On the surface, the issue seems to be Owens’s disdain for Israel’s response to Hamas’s invasion of its southern border, which has included veiled allegations of an Israeli “genocide.” Shapiro, on the other hand, is one of the most prominent defenders of Israel’s response to Hamas terrorists. He called her conduct “disgraceful” in response to a question in a video.
Owens has been cloaking her subtweets at Shapiro in Bible verses — a sharp turn for a past appearance on Joe Rogan’s podcast, where she said that debating religion is “not my, like, shtick, I guess.”
“By all means quit,” Shapiro tweeted at Owens, who lashed out at her boss, saying that he has in turn “been acting unprofessional and emotionally unhinged for weeks now.”

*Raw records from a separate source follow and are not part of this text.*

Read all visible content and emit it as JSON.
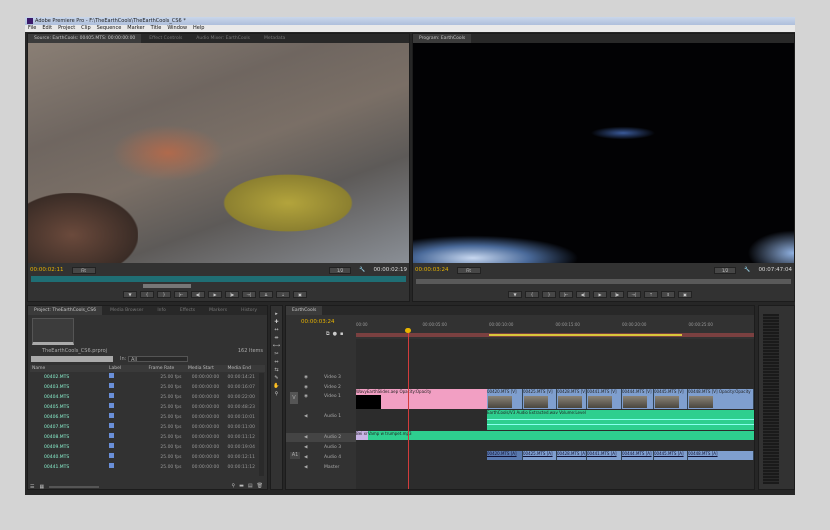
{
  "window": {
    "title": "Adobe Premiere Pro - F:\\TheEarthCools\\TheEarthCools_CS6 *"
  },
  "menu": [
    "File",
    "Edit",
    "Project",
    "Clip",
    "Sequence",
    "Marker",
    "Title",
    "Window",
    "Help"
  ],
  "source": {
    "tabs": [
      "Source: EarthCools: 00405.MTS: 00:00:00:00",
      "Effect Controls",
      "Audio Mixer: EarthCools",
      "Metadata"
    ],
    "timecode": "00:00:02:11",
    "duration": "00:00:02:19",
    "fit": "Fit",
    "quality": "1/2"
  },
  "program": {
    "tab": "Program: EarthCools",
    "timecode": "00:00:03:24",
    "duration": "00:07:47:04",
    "fit": "Fit",
    "quality": "1/2"
  },
  "transport_buttons": [
    "marker",
    "in",
    "out",
    "go-to-in",
    "step-back",
    "play",
    "step-forward",
    "go-to-out",
    "insert",
    "overwrite",
    "export-frame"
  ],
  "project": {
    "tabs": [
      "Project: TheEarthCools_CS6",
      "Media Browser",
      "Info",
      "Effects",
      "Markers",
      "History"
    ],
    "filename": "TheEarthCools_CS6.prproj",
    "item_count": "162 Items",
    "search_value": "",
    "in_label": "In:",
    "in_value": "All",
    "columns": [
      "Name",
      "Label",
      "Frame Rate",
      "Media Start",
      "Media End"
    ],
    "rows": [
      {
        "name": "00402.MTS",
        "fr": "25.00 fps",
        "ms": "00:00:00:00",
        "me": "00:00:14:21"
      },
      {
        "name": "00403.MTS",
        "fr": "25.00 fps",
        "ms": "00:00:00:00",
        "me": "00:00:16:07"
      },
      {
        "name": "00404.MTS",
        "fr": "25.00 fps",
        "ms": "00:00:00:00",
        "me": "00:00:22:00"
      },
      {
        "name": "00405.MTS",
        "fr": "25.00 fps",
        "ms": "00:00:00:00",
        "me": "00:00:48:23"
      },
      {
        "name": "00406.MTS",
        "fr": "25.00 fps",
        "ms": "00:00:00:00",
        "me": "00:00:10:01"
      },
      {
        "name": "00407.MTS",
        "fr": "25.00 fps",
        "ms": "00:00:00:00",
        "me": "00:00:11:00"
      },
      {
        "name": "00408.MTS",
        "fr": "25.00 fps",
        "ms": "00:00:00:00",
        "me": "00:00:11:12"
      },
      {
        "name": "00409.MTS",
        "fr": "25.00 fps",
        "ms": "00:00:00:00",
        "me": "00:00:19:04"
      },
      {
        "name": "00440.MTS",
        "fr": "25.00 fps",
        "ms": "00:00:00:00",
        "me": "00:00:12:11"
      },
      {
        "name": "00441.MTS",
        "fr": "25.00 fps",
        "ms": "00:00:00:00",
        "me": "00:00:11:12"
      }
    ],
    "label_color": "#6a8fd8"
  },
  "timeline": {
    "tab": "EarthCools",
    "timecode": "00:00:03:24",
    "ruler": [
      "00:00",
      "00:00:05:00",
      "00:00:10:00",
      "00:00:15:00",
      "00:00:20:00",
      "00:00:25:00"
    ],
    "tracks": [
      "Video 3",
      "Video 2",
      "Video 1",
      "Audio 1",
      "Audio 2",
      "Audio 3",
      "Audio 4",
      "Master"
    ],
    "v1_clips": [
      "WavyEarthSlides.aep",
      "Opacity:Opacity",
      "00420.MTS [V]",
      "00425.MTS [V]",
      "00428.MTS [V]",
      "00441.MTS [V]",
      "00444.MTS [V]",
      "00445.MTS [V]",
      "00448.MTS [V]",
      "Opacity:Opacity"
    ],
    "a1_clip": "EarthCools/V3 Audio Extracted.wav",
    "a1_fx": "Volume:Level",
    "a2_clips": [
      "Bei xr",
      "Vamp w trumpet.mp3"
    ],
    "a4_clips": [
      "00420.MTS [A]",
      "00425.MTS [A]",
      "00428.MTS [A]",
      "00441.MTS [A]",
      "00444.MTS [A]",
      "00445.MTS [A]",
      "00448.MTS [A]"
    ],
    "a1_target": "A1",
    "v_target": "V"
  },
  "colors": {
    "accent_timecode": "#e8b400",
    "video_clip": "#7f9fcf",
    "pink_clip": "#f29fc3",
    "audio_clip": "#2ecf8f",
    "playhead": "#d23c3c"
  }
}
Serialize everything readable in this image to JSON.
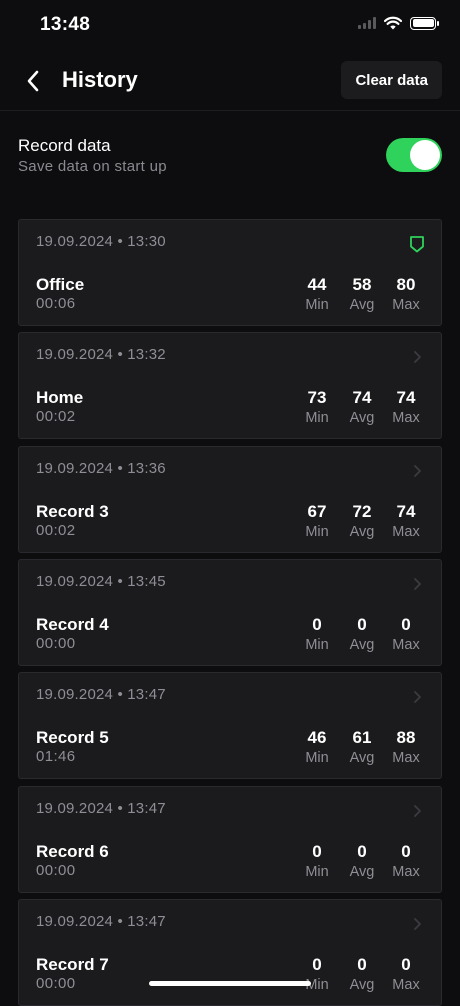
{
  "status_bar": {
    "time": "13:48"
  },
  "nav": {
    "title": "History",
    "clear_label": "Clear data"
  },
  "setting": {
    "title": "Record data",
    "subtitle": "Save data on start up",
    "enabled": true
  },
  "stat_labels": {
    "min": "Min",
    "avg": "Avg",
    "max": "Max"
  },
  "records": [
    {
      "date": "19.09.2024 • 13:30",
      "name": "Office",
      "duration": "00:06",
      "min": "44",
      "avg": "58",
      "max": "80",
      "icon": "shield-icon"
    },
    {
      "date": "19.09.2024 • 13:32",
      "name": "Home",
      "duration": "00:02",
      "min": "73",
      "avg": "74",
      "max": "74",
      "icon": "chevron-right-icon"
    },
    {
      "date": "19.09.2024 • 13:36",
      "name": "Record 3",
      "duration": "00:02",
      "min": "67",
      "avg": "72",
      "max": "74",
      "icon": "chevron-right-icon"
    },
    {
      "date": "19.09.2024 • 13:45",
      "name": "Record 4",
      "duration": "00:00",
      "min": "0",
      "avg": "0",
      "max": "0",
      "icon": "chevron-right-icon"
    },
    {
      "date": "19.09.2024 • 13:47",
      "name": "Record 5",
      "duration": "01:46",
      "min": "46",
      "avg": "61",
      "max": "88",
      "icon": "chevron-right-icon"
    },
    {
      "date": "19.09.2024 • 13:47",
      "name": "Record 6",
      "duration": "00:00",
      "min": "0",
      "avg": "0",
      "max": "0",
      "icon": "chevron-right-icon"
    },
    {
      "date": "19.09.2024 • 13:47",
      "name": "Record 7",
      "duration": "00:00",
      "min": "0",
      "avg": "0",
      "max": "0",
      "icon": "chevron-right-icon"
    }
  ],
  "colors": {
    "accent": "#2fd25b",
    "background": "#0d0d0f",
    "card": "#1b1b1e"
  }
}
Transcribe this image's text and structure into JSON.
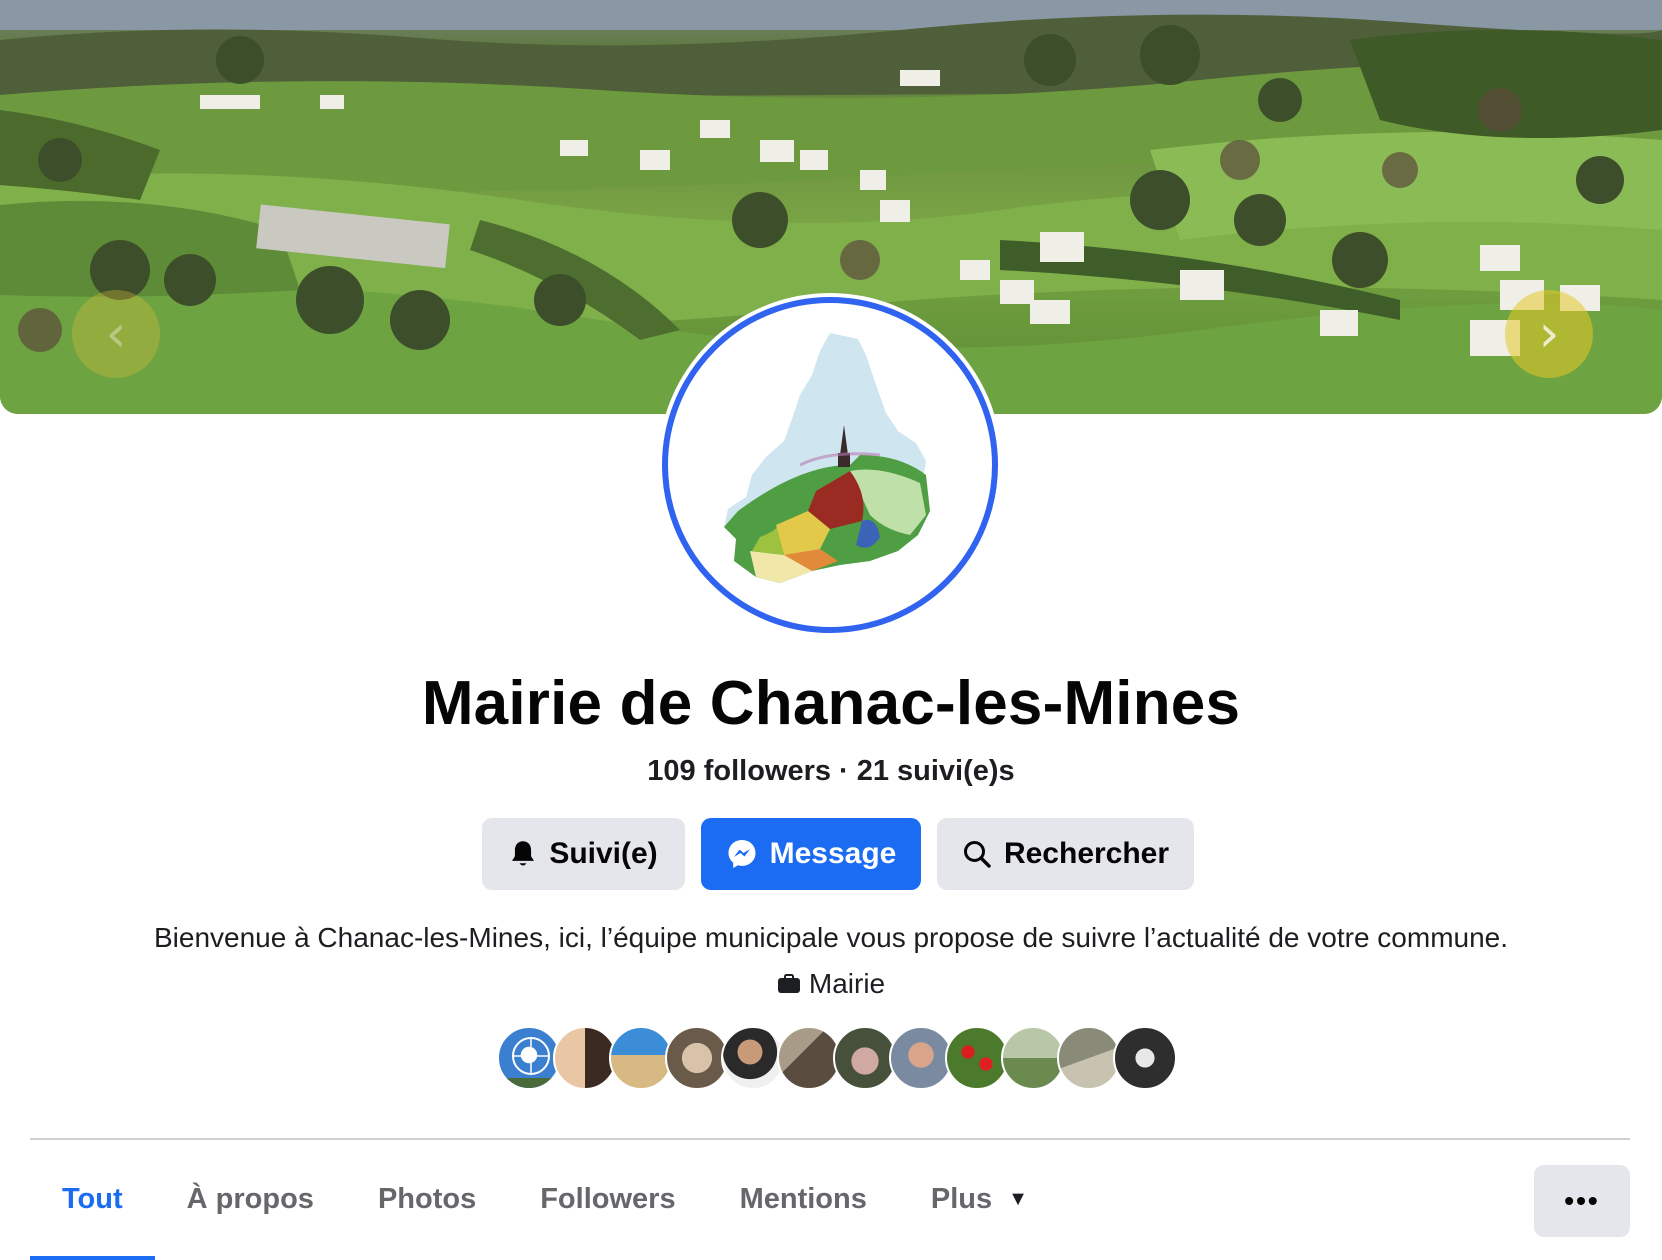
{
  "page": {
    "title": "Mairie de Chanac-les-Mines",
    "followers": "109 followers",
    "separator": "·",
    "following": "21 suivi(e)s",
    "bio": "Bienvenue à Chanac-les-Mines, ici, l’équipe municipale vous propose de suivre l’actualité de votre commune.",
    "category": "Mairie"
  },
  "cover": {
    "prev_icon": "chevron-left-icon",
    "next_icon": "chevron-right-icon",
    "prev_glyph": "‹",
    "next_glyph": "›"
  },
  "actions": {
    "follow_label": "Suivi(e)",
    "message_label": "Message",
    "search_label": "Rechercher"
  },
  "tabs": [
    {
      "label": "Tout",
      "active": true
    },
    {
      "label": "À propos",
      "active": false
    },
    {
      "label": "Photos",
      "active": false
    },
    {
      "label": "Followers",
      "active": false
    },
    {
      "label": "Mentions",
      "active": false
    },
    {
      "label": "Plus",
      "active": false
    }
  ],
  "more_button": "•••",
  "colors": {
    "accent": "#1b6cf2",
    "avatar_ring": "#2f63f0",
    "button_grey": "#e4e6eb",
    "muted_text": "#65676b"
  },
  "follower_faces": 12
}
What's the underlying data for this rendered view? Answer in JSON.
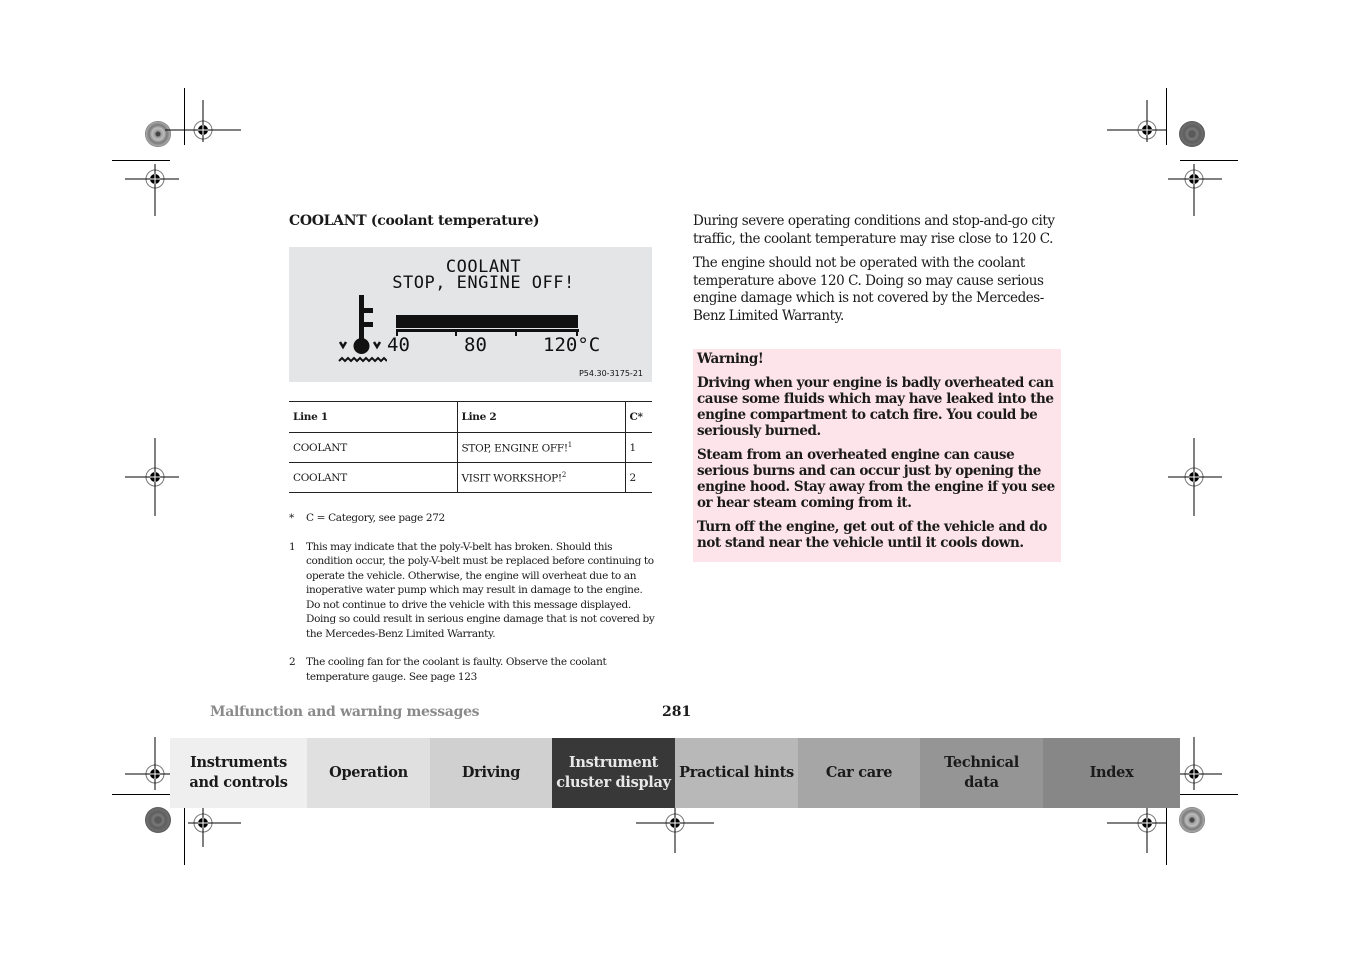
{
  "section_title": "COOLANT (coolant temperature)",
  "display": {
    "line1": "COOLANT",
    "line2": "STOP, ENGINE OFF!",
    "gauge_labels": [
      "40",
      "80",
      "120°C"
    ],
    "gauge_fill_fraction": 1.0,
    "figure_code": "P54.30-3175-21",
    "icon": "coolant-temperature-icon"
  },
  "table": {
    "headers": [
      "Line 1",
      "Line 2",
      "C*"
    ],
    "rows": [
      {
        "line1": "COOLANT",
        "line2": "STOP, ENGINE OFF!",
        "line2_note": "1",
        "category": "1"
      },
      {
        "line1": "COOLANT",
        "line2": "VISIT WORKSHOP!",
        "line2_note": "2",
        "category": "2"
      }
    ]
  },
  "footnotes": [
    {
      "marker": "*",
      "text": "C = Category, see page 272"
    },
    {
      "marker": "1",
      "text": "This may indicate that the poly-V-belt has broken. Should this condition occur, the poly-V-belt must be replaced before continuing to operate the vehicle. Otherwise, the engine will overheat due to an inoperative water pump which may result in damage to the engine. Do not continue to drive the vehicle with this message displayed. Doing so could result in serious engine damage that is not covered by the Mercedes-Benz Limited Warranty."
    },
    {
      "marker": "2",
      "text": "The cooling fan for the coolant is faulty. Observe the coolant temperature gauge. See page 123"
    }
  ],
  "body_paragraphs": [
    "During severe operating conditions and stop-and-go city traffic, the coolant temperature may rise close to 120 C.",
    "The engine should not be operated with the coolant temperature above 120 C. Doing so may cause serious engine damage which is not covered by the Mercedes-Benz Limited Warranty."
  ],
  "warning": {
    "title": "Warning!",
    "paragraphs": [
      "Driving when your engine is badly overheated can cause some fluids which may have leaked into the engine compartment to catch fire. You could be seriously burned.",
      "Steam from an overheated engine can cause serious burns and can occur just by opening the engine hood. Stay away from the engine if you see or hear steam coming from it.",
      "Turn off the engine, get out of the vehicle and do not stand near the vehicle until it cools down."
    ],
    "background": "#fde4ea"
  },
  "footer": {
    "section_name": "Malfunction and warning messages",
    "page_number": "281"
  },
  "nav_tabs": [
    {
      "line1": "Instruments",
      "line2": "and controls",
      "bg": "#efefef",
      "active": false
    },
    {
      "line1": "Operation",
      "line2": "",
      "bg": "#e0e0e0",
      "active": false
    },
    {
      "line1": "Driving",
      "line2": "",
      "bg": "#d0d0d0",
      "active": false
    },
    {
      "line1": "Instrument",
      "line2": "cluster display",
      "bg": "#383838",
      "active": true
    },
    {
      "line1": "Practical hints",
      "line2": "",
      "bg": "#b8b8b8",
      "active": false
    },
    {
      "line1": "Car care",
      "line2": "",
      "bg": "#a6a6a6",
      "active": false
    },
    {
      "line1": "Technical",
      "line2": "data",
      "bg": "#959595",
      "active": false
    },
    {
      "line1": "Index",
      "line2": "",
      "bg": "#878787",
      "active": false
    }
  ]
}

Owens — who has a Daily Wire show of her own — then dropped an episode with Tucker Carlson on Twitter/X, where they continued the Shapiro dust-up, although she said she is on good terms with her DW colleagues.
For some time, Owens’s at-times cringe-inducing commentary has put her tenure at Shapiro’s outlet in an awkward position, especially as it tries to convert itself into an investigative journalism powerhouse.
Sometimes, getting “canceled” can prove lucrative, but the jury is out on the most recent Daily Wire brouhaha, in which Mug Club founder Steven Crowder “canceled” himself out of a contract worth tens of millions of dollars, because he didn’t want to work all the time.
Pearl-clutching at the Economist
“Donald Trump poses the biggest danger to the world in 2024,” declares the Economist, a result that puts to shame Hamas, Vladimir Putin, Xi Jinping, the ayatollah, Elon Musk, looming World War Three, AI, “misinformation,” TikTok, racism and climate change.
“A shadow looms over the world,” their editorial intones. “Because MAGA Republicans have been planning his second term for months,” the Economist argues, “Trump 2 would be more organized than Trump 1. True believers would occupy the most important positions.”
Cockburn thinks the esteemed magazine should take a longer view and recall the ineptitude, backstabbing and factionalism that characterized much of Trump 1. Many of the same tribes will be vying for influence — does the Economist really believe any one of them has “defined Trumpism” enough to shut out the others and endanger the global order more than, say, a Chinese invasion of Taiwan?